Сколько же всего прозвучало в этом «А-а!»: легкое презрение, снисходительность, недоверие и капелька враждебности. Это восклицание до сих пор звучит у меня в ушах, я и теперь помню, как стоял тогда на улице рядом со своим велосипедом, прислоненным к стене, не зная, что говорить и куда девать руки. Солнце било в стекла, от реки шел запах нагретой воды и листвы. Я стоял и спрашивал себя, что я делаю в этом чужом квартале, и мне так хотелось бы оказаться далеко отсюда, на лугу или на моем островке, только я не знал, как теперь уйти.

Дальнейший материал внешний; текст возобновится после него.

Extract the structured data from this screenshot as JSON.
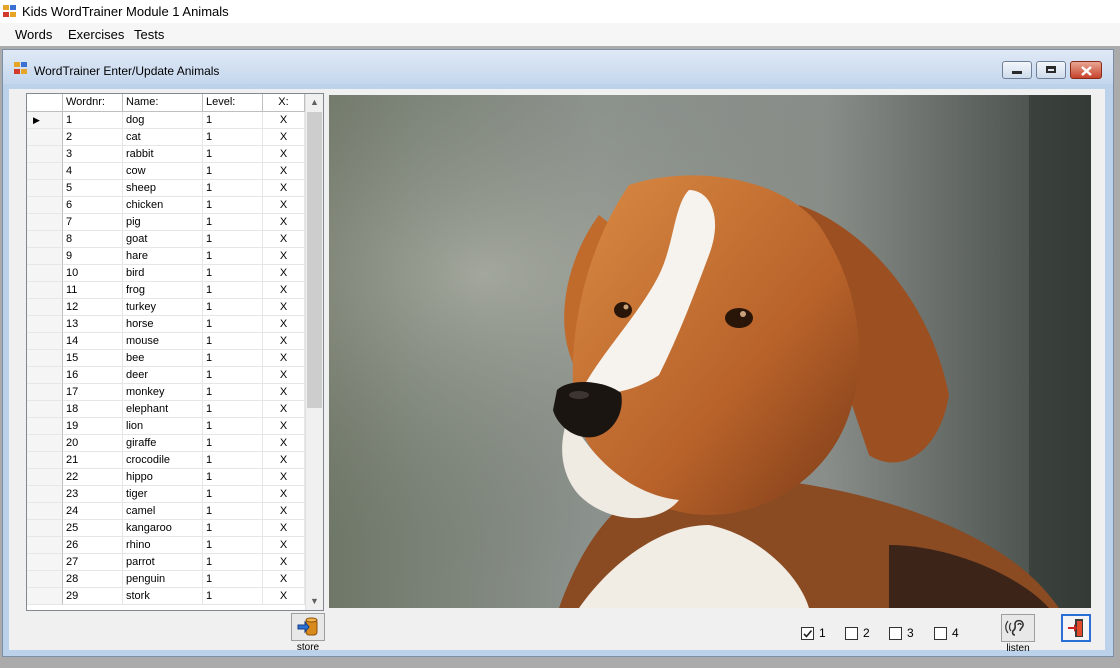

Наконец в коридоре появился Терэ, с минутку пошептался с матерью и крикнул мне:

— Ну входи же!

Поскольку я еще колебался, его мать неохотно вымолвила:

— Ну так входите.

Но я хорошо понимал: она приглашает, потому что иначе неудобно. В комнате, очевидно служившей кабинетом, сидел толстяк с багровым лицом и бычьим лбом, едва заметно кивнув мне в ответ на мое приветствие, он проворчал:

— Жак, а ты уроки кончил?

— Почти кончил.

— Почти! Смотри не задерживайся.

Когда Терэ спросил меня, куда нам лучше пойти, в его комнату или в сад, я без колебаний выбрал сад. Тут, разумеется, огородом и не пахло: только газоны и кусты роз. В глубине сада у реки был устроен маленький причал и стояла лодка, в которую мы уселись, опустив руки в воду. Немного погодя он сходил в дом и принес фотографии Шарля Трене и книги, мы болтали о том о сем, но мне было не по себе и разговаривать не хотелось. Сквозь ветви деревьев я видел дом с террасой и колоннадой, лицо матери Терэ стояло у меня перед глазами, мне казалось, что она следит за нами сквозь жалюзи. И когда он предложил мне пойти в дом послушать пластинки, я сказал, что уже поздно и мне пора возвращаться.